Imaginons que notre civilisation ait été brusquement rasée : fini le consumérisme, le travail, les institutions... Et, à force de guerres et de catastrophes environnementales, les hommes ont également disparu ! Voilà le décor singulier que propose Aminder Dhaliwal, une autrice et dessinatrice canadienne qui signe sa première bande dessinée dont la réception lors de sa publication outre-Atlantique (par Drawn & Quaterly) a été très positive (nominations aux Ignatz Awards, aux Doug Wright Spotlight Awards et au Stephen Leacock Memorial Medal for Humour).

Woman World - Par Aminder Dhaliwal - La Ville Brûle

Ce cadre invite à repenser – et c’est là probablement sa principale force – les bases qui structurent nos sociétés, désormais délestées de références masculines : après tout, la disparition des hommes ouvre l’opportunité de réinventer des mondes.

Emmenées par leur cheffe Gaïa, une jeune femme souvent nue et heureuse de l’être, une dizaine d’héroïnes récurrentes partagent leurs réflexions sur la démocratie (on fait des assemblées générales et on y cause empowerment), l’écologie, la sexualité, les menstruations, ou encore la mémoire, avec Ulaana, la doyenne, seule femme à avoir connu des hommes en chair et en os.
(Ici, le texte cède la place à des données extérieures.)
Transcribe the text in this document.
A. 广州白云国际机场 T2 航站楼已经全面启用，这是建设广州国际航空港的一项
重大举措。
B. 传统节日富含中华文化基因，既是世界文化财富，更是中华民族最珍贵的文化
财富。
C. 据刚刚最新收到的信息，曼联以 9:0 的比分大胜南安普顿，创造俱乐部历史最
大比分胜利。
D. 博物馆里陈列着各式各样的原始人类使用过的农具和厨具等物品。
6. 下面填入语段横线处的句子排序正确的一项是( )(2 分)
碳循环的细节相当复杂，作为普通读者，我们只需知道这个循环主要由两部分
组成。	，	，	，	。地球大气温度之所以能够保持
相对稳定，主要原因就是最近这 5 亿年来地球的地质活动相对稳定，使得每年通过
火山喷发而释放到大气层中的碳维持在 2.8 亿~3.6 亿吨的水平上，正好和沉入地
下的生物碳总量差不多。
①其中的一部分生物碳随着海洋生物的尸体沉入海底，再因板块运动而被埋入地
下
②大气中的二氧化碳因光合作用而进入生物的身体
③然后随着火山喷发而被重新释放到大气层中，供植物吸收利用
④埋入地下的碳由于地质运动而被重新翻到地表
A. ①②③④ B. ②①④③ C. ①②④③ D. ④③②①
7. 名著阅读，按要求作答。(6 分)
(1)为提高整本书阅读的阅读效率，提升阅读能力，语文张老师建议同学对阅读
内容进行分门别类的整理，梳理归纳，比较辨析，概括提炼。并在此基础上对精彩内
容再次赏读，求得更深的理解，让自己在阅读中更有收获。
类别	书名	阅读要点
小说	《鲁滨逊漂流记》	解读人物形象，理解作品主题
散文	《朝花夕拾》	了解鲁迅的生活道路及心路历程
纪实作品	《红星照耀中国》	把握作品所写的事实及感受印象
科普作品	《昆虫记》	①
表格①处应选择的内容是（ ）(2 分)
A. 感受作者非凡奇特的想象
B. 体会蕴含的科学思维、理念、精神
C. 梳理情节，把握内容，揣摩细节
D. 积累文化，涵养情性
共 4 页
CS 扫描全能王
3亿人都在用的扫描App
Sous un même drapeau (qui représente… les cuisses de Beyoncé), ces femmes, la BD donne à voir un monde fait de diversité (dans les âges, les physiques représentés, les ethnies présentes...), de tolérance (il ne semble pas y avoir de règle formelle de vie en communauté), et, de fait, de féminisme : certaines répliques valent à ce titre leur pesant de cacahuètes : «  quelle tristesse ! Je ne verrai jamais d’hommes... Personne pour m’expliquer ce que je sais déjà... »

La narration se présente sous forme de gags de une à quatre pages, dont la compréhension nous est inégale : en dépit du travail de traduction de Clémentine Beauvais, certaines références et notes d’humour semblent nous échapper.